The great Polish composer is best known for extracting great cosmic washes of sound from huge orchestras, but he was also a refined maker of miniatures. The American Contemporary Music Ensemble pairs his chamber music with that of his Pulitzer Prize–winning kindred spirit Steven Stucky, and a day later, the violinist Anne-Sophie Mutter launches a Carnegie Hall recital with his solo Partita. —Justin Davidson
Symphony Space, December 13, and Carnegie Hall, December 14.

TV
9. Watch Playwright: From Page to Stage
The making of a great show.
This Independent Lens documentary follows the productions of Rajiv Joseph’s Bengal Tiger at the Baghdad Zoo, which ultimately ended up starring Robin Williams, and Tarell ­McCraney’s Brother/Sister Plays. It’s also a look at how personal biography drives creativity. Directed by Robert Levi (who made the excellent Billy Strayhorn: Lush Life), it paints concise, elegant portraits of Joseph, an Indian-American from Cleveland, and McCraney, whose story of growing up gay and black in a poor Miami neighborhood is a drama all its own. —Matt Zoller Seitz
PBS, December 16, 10 p.m.

Theater
10. See The Last Two People on Earth
Unexpected harmony.
It’s hard to imagine the shvitzy warbler Mandy Patinkin paired with the adorable genderkind Taylor Mac, yet here they are in “an apocalyptic vaudeville,” singing and dancing to Sondheim and Queen as the floodwaters recede.
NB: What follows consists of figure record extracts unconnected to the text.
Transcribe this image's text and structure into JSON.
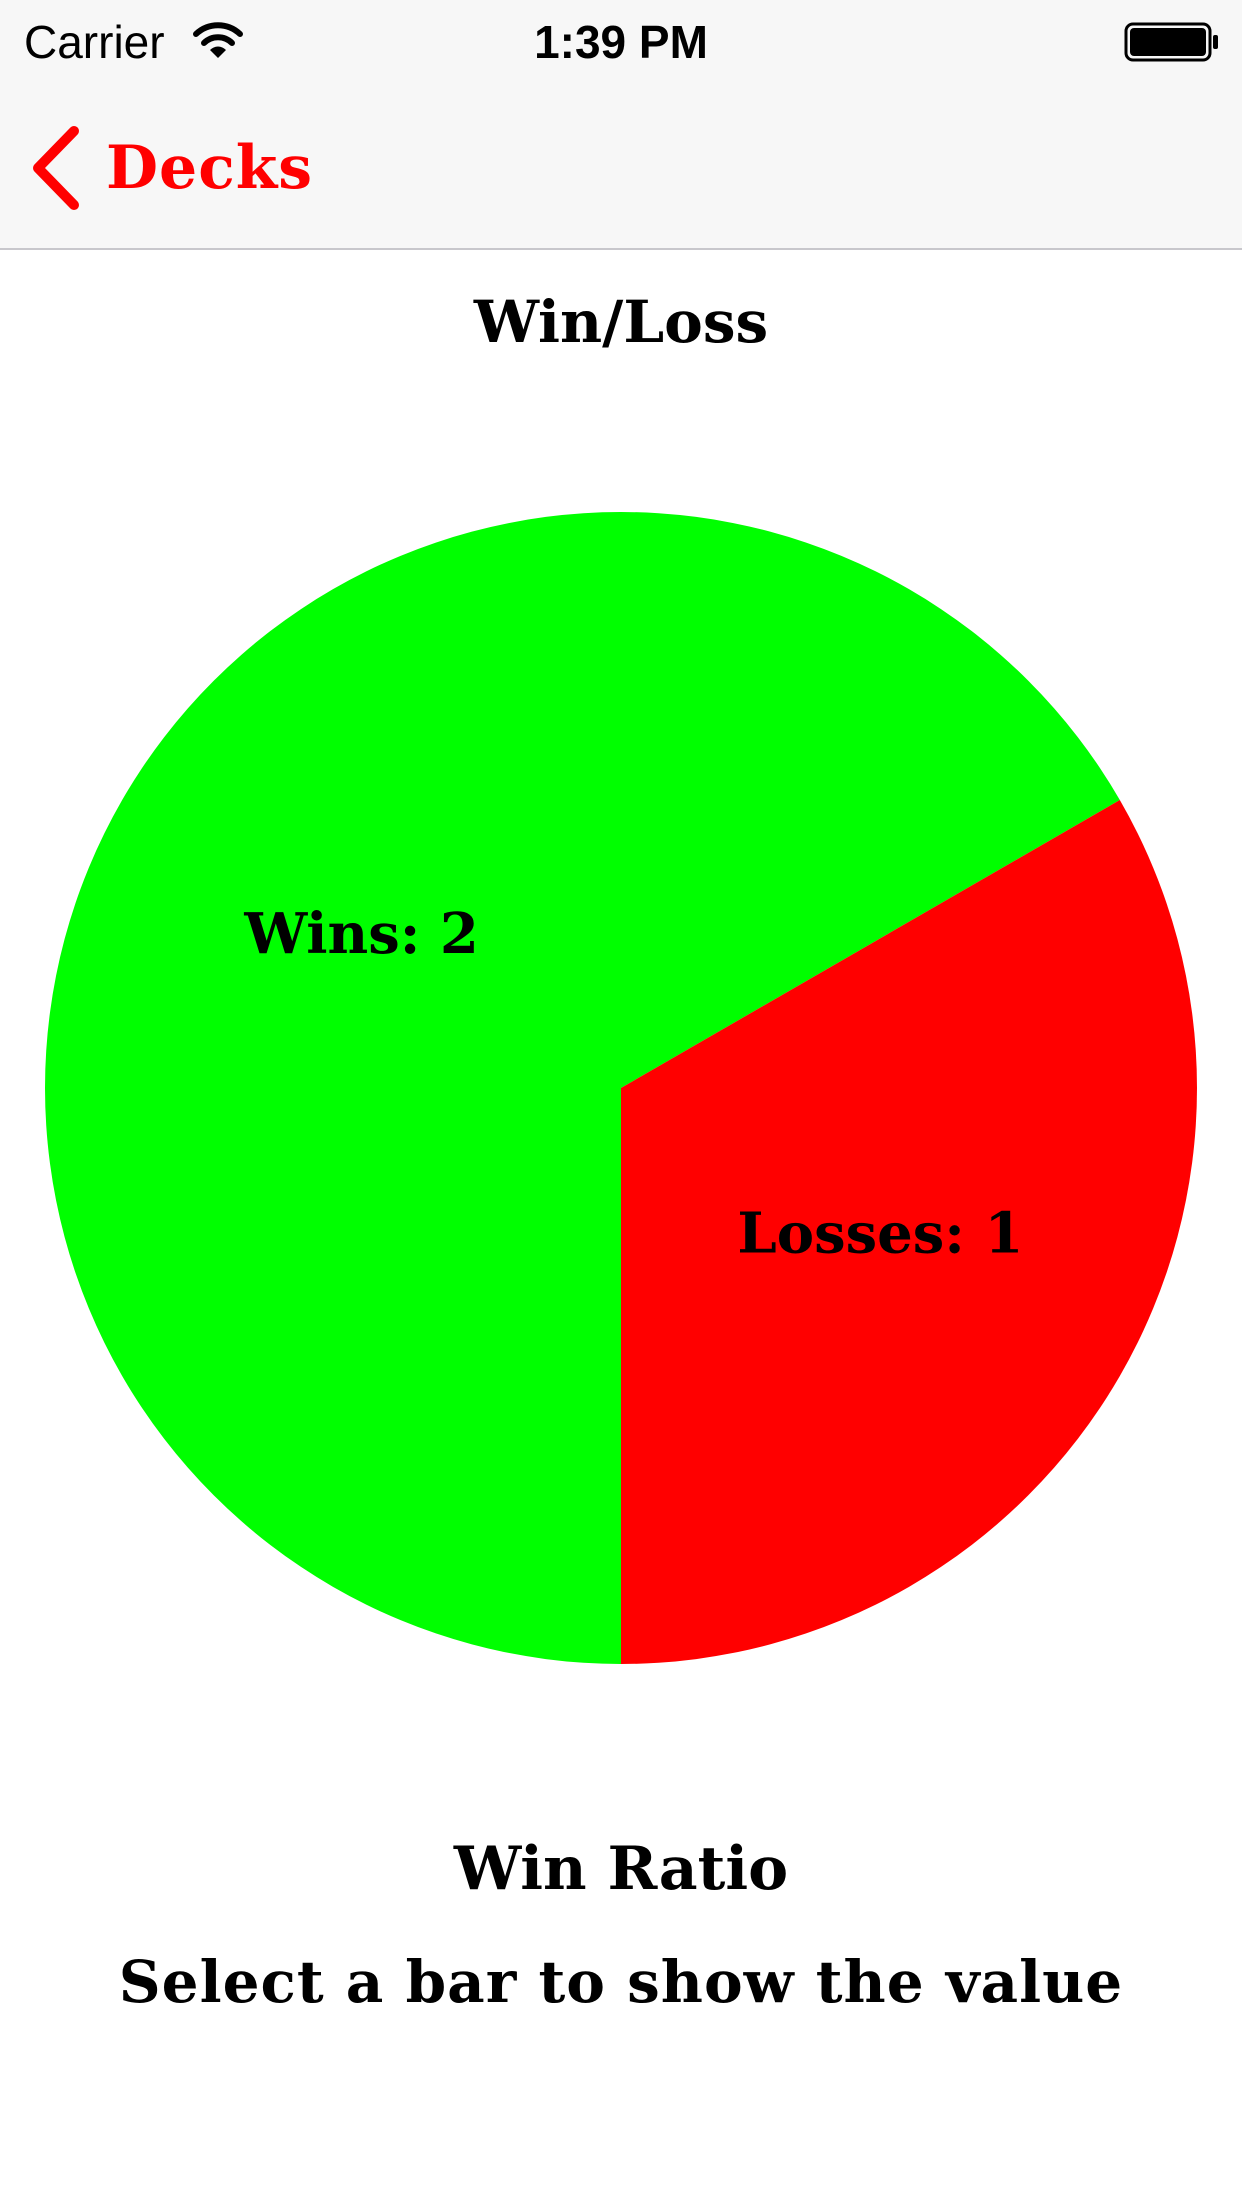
{
  "status_bar": {
    "carrier": "Carrier",
    "time": "1:39 PM",
    "wifi_icon": "wifi-icon",
    "battery_icon": "battery-full-icon"
  },
  "nav": {
    "back_label": "Decks",
    "back_icon": "chevron-left-icon",
    "accent_color": "#ff0000"
  },
  "chart_title": "Win/Loss",
  "chart_data": {
    "type": "pie",
    "slices": [
      {
        "name": "Wins",
        "value": 2,
        "label": "Wins: 2",
        "color": "#00ff00"
      },
      {
        "name": "Losses",
        "value": 1,
        "label": "Losses: 1",
        "color": "#ff0000"
      }
    ]
  },
  "win_ratio": {
    "title": "Win Ratio",
    "hint": "Select a bar to show the value"
  }
}
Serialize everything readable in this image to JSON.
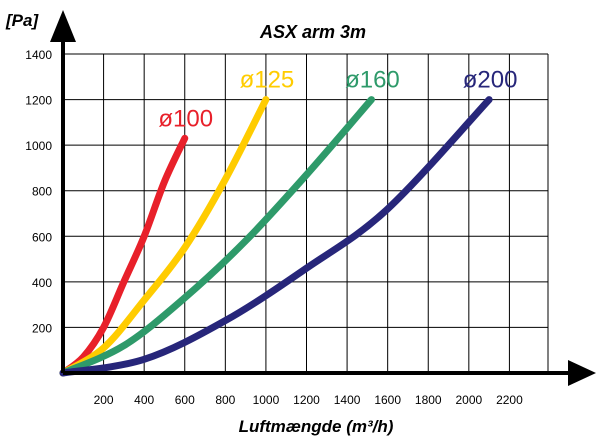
{
  "chart_data": {
    "type": "line",
    "title": "ASX arm 3m",
    "xlabel": "Luftmængde (m³/h)",
    "ylabel": "[Pa]",
    "xlim": [
      0,
      2400
    ],
    "ylim": [
      0,
      1400
    ],
    "x_ticks": [
      200,
      400,
      600,
      800,
      1000,
      1200,
      1400,
      1600,
      1800,
      2000,
      2200
    ],
    "y_ticks": [
      200,
      400,
      600,
      800,
      1000,
      1200,
      1400
    ],
    "grid": true,
    "series": [
      {
        "name": "ø100",
        "color": "#e8202a",
        "x": [
          0,
          100,
          200,
          300,
          400,
          500,
          600
        ],
        "y": [
          0,
          70,
          200,
          400,
          600,
          840,
          1030
        ]
      },
      {
        "name": "ø125",
        "color": "#ffcc00",
        "x": [
          0,
          200,
          400,
          600,
          800,
          1000
        ],
        "y": [
          0,
          110,
          320,
          550,
          850,
          1200
        ]
      },
      {
        "name": "ø160",
        "color": "#2e9a6a",
        "x": [
          0,
          300,
          600,
          900,
          1200,
          1520
        ],
        "y": [
          0,
          120,
          330,
          580,
          870,
          1200
        ]
      },
      {
        "name": "ø200",
        "color": "#27267a",
        "x": [
          0,
          400,
          800,
          1200,
          1600,
          2100
        ],
        "y": [
          0,
          60,
          230,
          460,
          720,
          1200
        ]
      }
    ]
  }
}
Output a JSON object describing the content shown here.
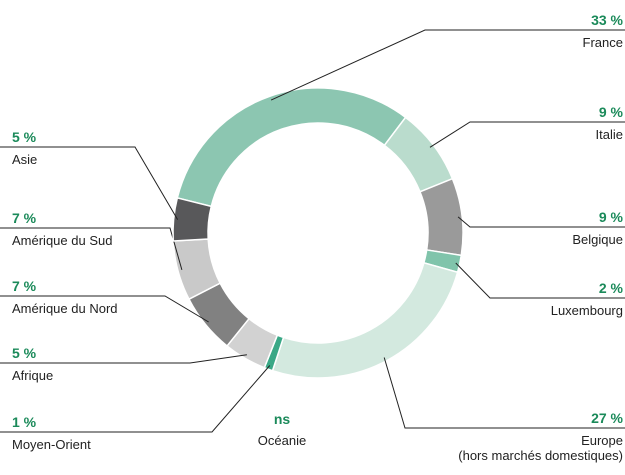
{
  "chart_data": {
    "type": "donut",
    "categories": [
      "France",
      "Italie",
      "Belgique",
      "Luxembourg",
      "Europe\n(hors marchés domestiques)",
      "Océanie",
      "Moyen-Orient",
      "Afrique",
      "Amérique du Nord",
      "Amérique du Sud",
      "Asie"
    ],
    "values": [
      33,
      9,
      9,
      2,
      27,
      null,
      1,
      5,
      7,
      7,
      5
    ],
    "value_labels": [
      "33 %",
      "9 %",
      "9 %",
      "2 %",
      "27 %",
      "ns",
      "1 %",
      "5 %",
      "7 %",
      "7 %",
      "5 %"
    ],
    "colors": [
      "#8cc6b1",
      "#badccd",
      "#9a9a9a",
      "#80c4ab",
      "#d3e9df",
      "#3aa886",
      "#3aa886",
      "#d2d2d2",
      "#818181",
      "#c9c9c9",
      "#58585a"
    ]
  }
}
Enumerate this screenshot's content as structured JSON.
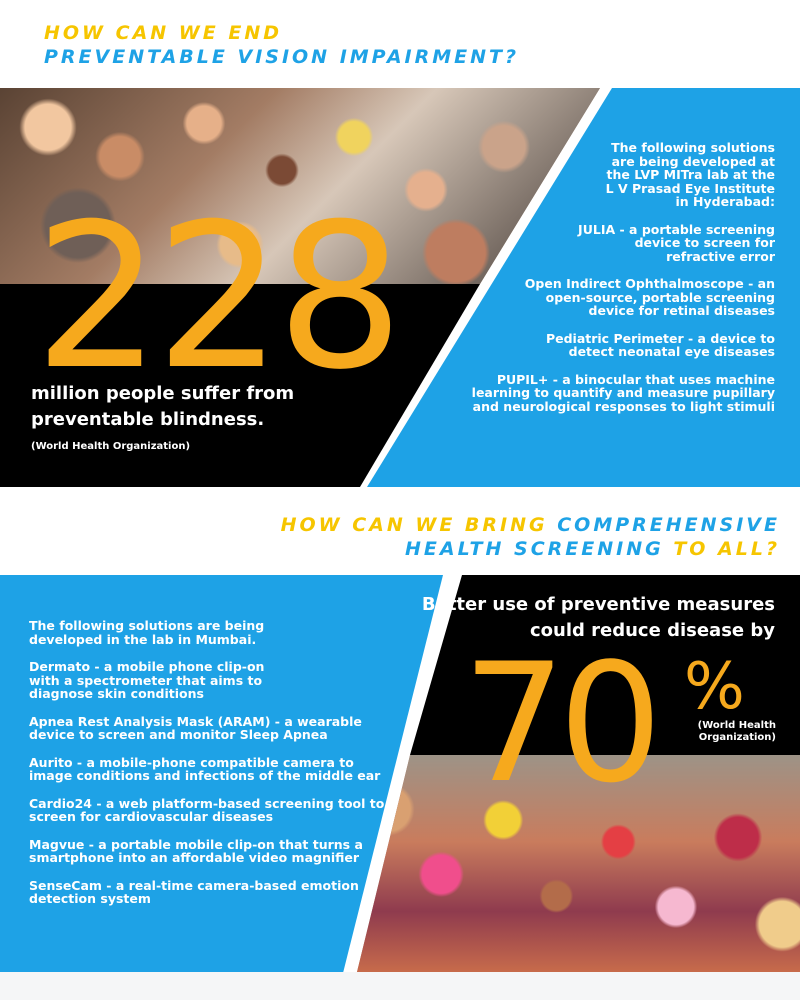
{
  "sections": [
    {
      "question_part1": "HOW CAN WE END",
      "question_part2": "PREVENTABLE VISION IMPAIRMENT?",
      "stat_value": "228",
      "stat_text_line1": "million people suffer from",
      "stat_text_line2": "preventable blindness.",
      "stat_source": "(World Health Organization)",
      "solutions_intro": "The following solutions are being developed at the LVP MITra lab at the L V Prasad Eye Institute in Hyderabad:",
      "solutions": [
        {
          "text": "JULIA - a portable screening device to screen for refractive error"
        },
        {
          "text": "Open Indirect Ophthalmoscope - an open-source, portable screening device for retinal diseases"
        },
        {
          "text": "Pediatric Perimeter - a device to detect neonatal eye diseases"
        },
        {
          "text": "PUPIL+ - a binocular that uses machine learning to quantify and measure pupillary and neurological responses to light stimuli"
        }
      ]
    },
    {
      "question_part1": "HOW CAN WE BRING",
      "question_part2": "COMPREHENSIVE",
      "question_part3": "HEALTH SCREENING",
      "question_part4": "TO ALL?",
      "stat_text_line1": "Better use of preventive measures",
      "stat_text_line2": "could reduce disease by",
      "stat_value": "70",
      "stat_percent": "%",
      "stat_source_line1": "(World Health",
      "stat_source_line2": "Organization)",
      "solutions_intro": "The following solutions are being developed in the lab in Mumbai.",
      "solutions": [
        {
          "text": "Dermato - a mobile phone clip-on with a spectrometer that aims to diagnose skin conditions"
        },
        {
          "text": "Apnea Rest Analysis Mask (ARAM) - a wearable device to screen and monitor Sleep Apnea"
        },
        {
          "text": "Aurito - a mobile-phone compatible camera to image conditions and infections of the middle ear"
        },
        {
          "text": "Cardio24 - a web platform-based screening tool to screen for cardiovascular diseases"
        },
        {
          "text": "Magvue - a portable mobile clip-on that turns a smartphone into an affordable video magnifier"
        },
        {
          "text": "SenseCam - a real-time camera-based emotion detection system"
        }
      ]
    }
  ],
  "colors": {
    "blue": "#1ea2e6",
    "yellow": "#f6c500",
    "orange": "#f6a91d",
    "black": "#000000",
    "white": "#ffffff"
  }
}
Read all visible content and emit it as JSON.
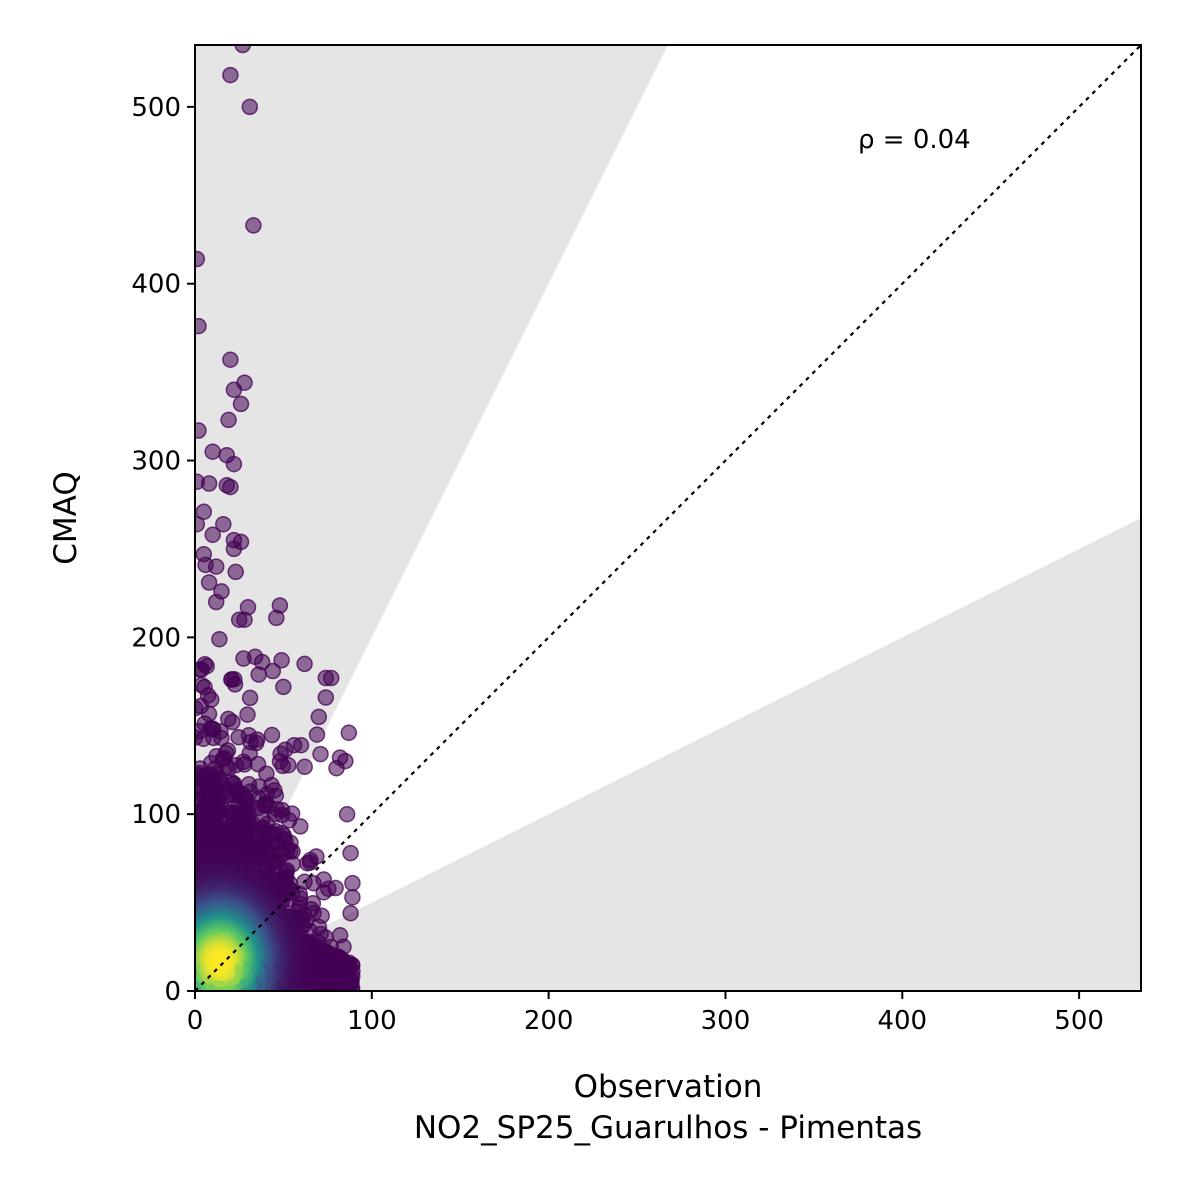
{
  "chart_data": {
    "type": "scatter",
    "title": "",
    "xlabel": "Observation",
    "xlabel_sub": "NO2_SP25_Guarulhos - Pimentas",
    "ylabel": "CMAQ",
    "xlim": [
      0,
      535
    ],
    "ylim": [
      0,
      535
    ],
    "xticks": [
      "0",
      "100",
      "200",
      "300",
      "400",
      "500"
    ],
    "yticks": [
      "0",
      "100",
      "200",
      "300",
      "400",
      "500"
    ],
    "annotation": "ρ = 0.04",
    "reference_line": "1:1 dotted",
    "shaded_regions": "grey wedges outside factor-of-2 band (y > 2x and y < 0.5x)",
    "colormap": "viridis (point density)",
    "grid": false,
    "outliers": [
      [
        27,
        535
      ],
      [
        20,
        518
      ],
      [
        31,
        500
      ],
      [
        33,
        433
      ],
      [
        1,
        414
      ],
      [
        2,
        376
      ],
      [
        20,
        357
      ],
      [
        28,
        344
      ],
      [
        22,
        340
      ],
      [
        26,
        332
      ],
      [
        19,
        323
      ],
      [
        2,
        317
      ],
      [
        10,
        305
      ],
      [
        18,
        303
      ],
      [
        22,
        298
      ],
      [
        1,
        288
      ],
      [
        8,
        287
      ],
      [
        18,
        286
      ],
      [
        20,
        285
      ],
      [
        5,
        271
      ],
      [
        16,
        264
      ],
      [
        1,
        264
      ],
      [
        22,
        255
      ],
      [
        26,
        254
      ],
      [
        10,
        258
      ],
      [
        22,
        250
      ],
      [
        5,
        247
      ],
      [
        6,
        241
      ],
      [
        12,
        240
      ],
      [
        23,
        237
      ],
      [
        48,
        218
      ],
      [
        30,
        217
      ],
      [
        46,
        211
      ],
      [
        25,
        210
      ],
      [
        62,
        185
      ],
      [
        49,
        187
      ],
      [
        74,
        177
      ],
      [
        77,
        177
      ],
      [
        34,
        189
      ],
      [
        38,
        186
      ],
      [
        50,
        172
      ],
      [
        74,
        166
      ],
      [
        70,
        155
      ],
      [
        87,
        146
      ],
      [
        69,
        145
      ],
      [
        56,
        139
      ],
      [
        60,
        139
      ],
      [
        71,
        134
      ],
      [
        82,
        132
      ],
      [
        85,
        130
      ],
      [
        80,
        126
      ],
      [
        86,
        100
      ],
      [
        88,
        78
      ],
      [
        89,
        61
      ],
      [
        89,
        53
      ],
      [
        88,
        44
      ],
      [
        87,
        9
      ],
      [
        89,
        11
      ],
      [
        80,
        15
      ],
      [
        84,
        25
      ],
      [
        44,
        181
      ],
      [
        36,
        179
      ],
      [
        28,
        210
      ],
      [
        15,
        226
      ],
      [
        12,
        220
      ],
      [
        8,
        231
      ]
    ]
  }
}
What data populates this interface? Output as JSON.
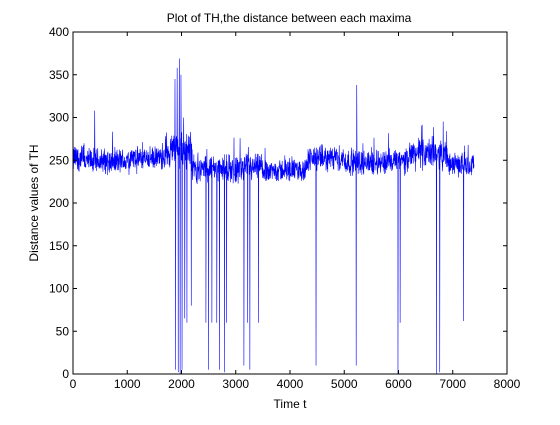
{
  "chart_data": {
    "type": "line",
    "title": "Plot of TH,the distance between each maxima",
    "xlabel": "Time t",
    "ylabel": "Distance values of TH",
    "xlim": [
      0,
      8000
    ],
    "ylim": [
      0,
      400
    ],
    "x_ticks": [
      "0",
      "1000",
      "2000",
      "3000",
      "4000",
      "5000",
      "6000",
      "7000",
      "8000"
    ],
    "y_ticks": [
      "0",
      "50",
      "100",
      "150",
      "200",
      "250",
      "300",
      "350",
      "400"
    ],
    "grid": false,
    "series": [
      {
        "color": "#0000ff",
        "x_range": [
          0,
          7400
        ],
        "baseline_mean": 248,
        "baseline_low": 215,
        "baseline_high": 290,
        "segments": [
          {
            "x0": 0,
            "x1": 200,
            "mean": 252,
            "spread": 20
          },
          {
            "x0": 200,
            "x1": 1000,
            "mean": 249,
            "spread": 18
          },
          {
            "x0": 1000,
            "x1": 1700,
            "mean": 252,
            "spread": 16
          },
          {
            "x0": 1700,
            "x1": 2200,
            "mean": 262,
            "spread": 26
          },
          {
            "x0": 2200,
            "x1": 3500,
            "mean": 240,
            "spread": 20
          },
          {
            "x0": 3500,
            "x1": 4300,
            "mean": 238,
            "spread": 16
          },
          {
            "x0": 4300,
            "x1": 5000,
            "mean": 252,
            "spread": 18
          },
          {
            "x0": 5000,
            "x1": 6200,
            "mean": 248,
            "spread": 18
          },
          {
            "x0": 6200,
            "x1": 6900,
            "mean": 258,
            "spread": 22
          },
          {
            "x0": 6900,
            "x1": 7400,
            "mean": 245,
            "spread": 16
          }
        ],
        "spikes_up": [
          {
            "x": 400,
            "y": 308
          },
          {
            "x": 1880,
            "y": 345
          },
          {
            "x": 1920,
            "y": 358
          },
          {
            "x": 1960,
            "y": 369
          },
          {
            "x": 1990,
            "y": 350
          },
          {
            "x": 2040,
            "y": 300
          },
          {
            "x": 4480,
            "y": 335
          },
          {
            "x": 5230,
            "y": 338
          },
          {
            "x": 6700,
            "y": 312
          },
          {
            "x": 7200,
            "y": 303
          }
        ],
        "spikes_down": [
          {
            "x": 1890,
            "y": 5
          },
          {
            "x": 1940,
            "y": 2
          },
          {
            "x": 1975,
            "y": 0
          },
          {
            "x": 2010,
            "y": 5
          },
          {
            "x": 2060,
            "y": 65
          },
          {
            "x": 2100,
            "y": 60
          },
          {
            "x": 2180,
            "y": 80
          },
          {
            "x": 2450,
            "y": 60
          },
          {
            "x": 2500,
            "y": 5
          },
          {
            "x": 2560,
            "y": 60
          },
          {
            "x": 2650,
            "y": 60
          },
          {
            "x": 2700,
            "y": 5
          },
          {
            "x": 2790,
            "y": 2
          },
          {
            "x": 2830,
            "y": 60
          },
          {
            "x": 3150,
            "y": 10
          },
          {
            "x": 3220,
            "y": 60
          },
          {
            "x": 3260,
            "y": 5
          },
          {
            "x": 3420,
            "y": 60
          },
          {
            "x": 4480,
            "y": 10
          },
          {
            "x": 5220,
            "y": 10
          },
          {
            "x": 5990,
            "y": 0
          },
          {
            "x": 6030,
            "y": 60
          },
          {
            "x": 6700,
            "y": 0
          },
          {
            "x": 6760,
            "y": 2
          },
          {
            "x": 7200,
            "y": 62
          }
        ]
      }
    ]
  }
}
Classic Stage Company offers this workshop production, directed and choreographed by Susan Stroman. —Jesse Green
Abrons Arts Center, December 14 through 31.

Theater
11. And Catch Big Fish
Before it gets away.
Susan Stroman, working the other end of the scale, was the moving force behind the fall’s most disappointing fizzle, but there was much to admire in this feel-good musical about, well, death. Maybe that was the problem? In any case, see Norbert Leo Butz’s overwhelming central performance (and Stro’s great opening number) before they breathe their last.—J.G.
Neil Simon Theatre, through December 29.

Classical Music
12. Hear The Messiah
Which one? This one.
This is the time of year when virtually every chorister in town hops from Messiah to Messiah, only to have the audience drown out the pros. If you prefer just staying put and listening, you couldn’t ask for a better guide than conductor Andrew Manze, leading the New York Philharmonic and the Westminster Symphonic Choir. —J.D.
Avery Fisher Hall, December 17 through 21.